1. 5pts How many total spectators have seen a game in this dataset?
+------------------+ | total_attendance | +------------------+ | 332382121 | +------------------+
2. 15pts On which down do most penalties occur?
+---------+
| down |
+---------+
| no hint |
+---------+
3. 15pts The Red zone is when the ball is within the 20 yards of the goal line. A red zone attempt is when the team moves inside the red zone, and a successful red zone attempt is when a touchdown is scored. Which 5 schools with over 10 red zone attempts have the best red zone success rate (%) and what was their success rate?
+---------------+--------+
| name | rate |
+---------------+--------+
| Towson | 0.7647 |
| South Dakota | 0.7500 |
| New Hampshire | 0.7407 |
| Indiana State | 0.7143 |
| Liberty | 0.7143 |
+---------------+--------+
4. 20pts Which conference has the shortest average game duration?
+-----------------+----------+
| conference_name | duration |
+-----------------+----------+
| no hint | no hint |
+-----------------+----------+
5. 15pts Which player has gained the most yards on 3rd down in October?
+------------+-----------+-------------+
| first_name | last_name | total_yards |
+------------+-----------+-------------+
| Colt | McCoy | 1328 |
+------------+-----------+-------------+
6. 15pts Find the top 3 states from which Notre Dame receives the most players? How many does that state send, and what percentage of ND players come from that state?
+-----------+-----+------------+ | homestate | cnt | proportion | +-----------+-----+------------+ | CA | 31 | 0.1047 | | IL | 30 | 0.1014 | | FL | 28 | 0.0946 | +-----------+-----+------------+
7. 15pts How many players have played for three or more different teams?
+----------------+
| num_players |
+----------------+
| <no hint> |
+----------------+
8. 20pts Which stadium has sees the longest punt returns on average, and how long is that average?
+---------------+---------+
| name | yds |
+---------------+---------+
| Wrigley Field | 19.3333 |
+---------------+---------+
9. 20pts Which stadium has witnessed the home team lose the most times?
+-------------------------------------------+-------------+ | name | home_losses | +-------------------------------------------+-------------+
Hint: #2 is Aggie Stadium, Texas A&M New Mexico with 39 losses, which is #1?
10. 20pts Which player(s) had the longest reception in the 4th quarter.
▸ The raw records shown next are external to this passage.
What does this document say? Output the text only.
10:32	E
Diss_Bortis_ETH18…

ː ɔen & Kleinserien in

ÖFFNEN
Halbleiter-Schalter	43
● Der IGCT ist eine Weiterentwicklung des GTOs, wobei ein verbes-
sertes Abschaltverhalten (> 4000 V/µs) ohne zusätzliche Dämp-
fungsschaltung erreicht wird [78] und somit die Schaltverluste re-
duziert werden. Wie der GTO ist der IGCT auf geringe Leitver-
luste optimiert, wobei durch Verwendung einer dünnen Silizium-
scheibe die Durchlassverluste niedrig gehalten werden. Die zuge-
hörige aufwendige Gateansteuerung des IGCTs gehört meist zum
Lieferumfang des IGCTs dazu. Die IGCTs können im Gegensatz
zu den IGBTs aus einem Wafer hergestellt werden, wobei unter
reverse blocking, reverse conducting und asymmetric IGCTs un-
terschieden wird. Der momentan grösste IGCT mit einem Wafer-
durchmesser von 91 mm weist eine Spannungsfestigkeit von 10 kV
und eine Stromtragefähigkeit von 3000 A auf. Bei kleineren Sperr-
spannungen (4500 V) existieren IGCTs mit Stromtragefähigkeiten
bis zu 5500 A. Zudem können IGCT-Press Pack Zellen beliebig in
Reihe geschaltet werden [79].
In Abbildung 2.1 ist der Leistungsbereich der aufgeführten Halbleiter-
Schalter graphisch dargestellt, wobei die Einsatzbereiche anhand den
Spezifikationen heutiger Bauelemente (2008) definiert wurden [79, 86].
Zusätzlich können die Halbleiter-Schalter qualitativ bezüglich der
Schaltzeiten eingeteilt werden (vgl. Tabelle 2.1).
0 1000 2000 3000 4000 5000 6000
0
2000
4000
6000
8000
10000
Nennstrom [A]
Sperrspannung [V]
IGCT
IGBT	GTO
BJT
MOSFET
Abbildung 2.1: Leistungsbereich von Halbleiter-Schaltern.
What team where they on and what year was it? (breaking non-trivial ties is 5 of the 15 points, (i.e 10 points with LIMIT, 20 points without LIMIT)
+------------+-----------+------------------+------+ | first_name | last_name | name | year | +------------+-----------+------------------+------+ | Amari | Cooper | Alabama | 2013 | | Johnny | Forzani | Washington State | 2009 | | Jamison | Crowder | Duke | 2012 | +------------+-----------+------------------+------+ <HINT: Order is not important>
11. 20pts Which 5 teams (and seasons) had the most attendance at their games?
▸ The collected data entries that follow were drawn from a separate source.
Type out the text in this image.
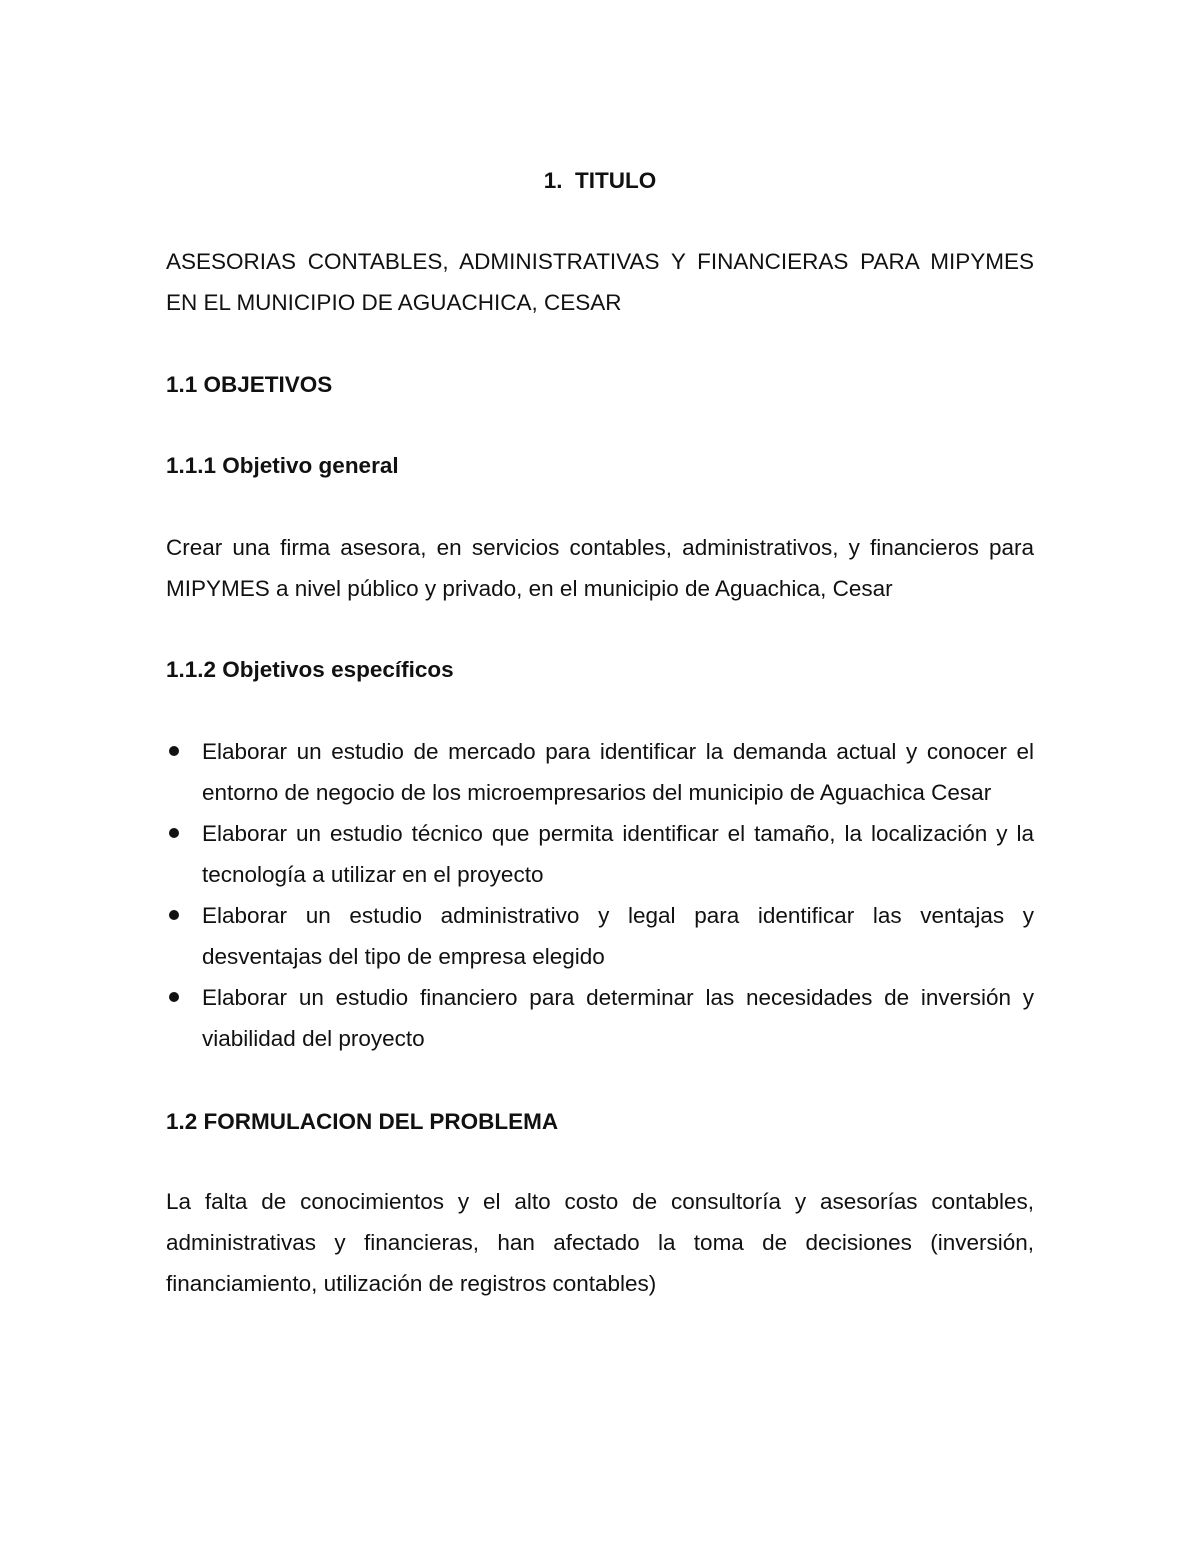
1. TITULO

ASESORIAS CONTABLES, ADMINISTRATIVAS Y FINANCIERAS PARA MIPYMES EN EL MUNICIPIO DE AGUACHICA, CESAR

1.1 OBJETIVOS
1.1.1 Objetivo general

Crear una firma asesora, en servicios contables, administrativos, y financieros para MIPYMES a nivel público y privado, en el municipio de Aguachica, Cesar

1.1.2 Objetivos específicos
Elaborar un estudio de mercado para identificar la demanda actual y conocer el entorno de negocio de los microempresarios del municipio de Aguachica Cesar
Elaborar un estudio técnico que permita identificar el tamaño, la localización y la tecnología a utilizar en el proyecto
Elaborar un estudio administrativo y legal para identificar las ventajas y desventajas del tipo de empresa elegido
Elaborar un estudio financiero para determinar las necesidades de inversión y viabilidad del proyecto
1.2 FORMULACION DEL PROBLEMA

La falta de conocimientos y el alto costo de consultoría y asesorías contables, administrativas y financieras, han afectado la toma de decisiones (inversión, financiamiento, utilización de registros contables)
+-----------+------+--------+
| name | y | att |
+-----------+------+--------+
| Michigan | 2011 | 897431 |
| Michigan | 2007 | 882115 |
| Michigan | 2009 | 871464 |
| Tennessee | 2009 | 867537 |
| Michigan | 2006 | 864035 |
+-----------+------+--------+
This is an individual assignment. You may discuss strategies in groups, but you may not work together when writing the solutions. SQL-Plagiarism is easy to detect.
Submissions must follow the naming convention netid_cse30246_hw3.sql and be submitted to Canvas by midnight on the due date
We will test your solution on reduced data using the command:
mysql -p -Dcse30246 < netid_cse30246_hw3.sql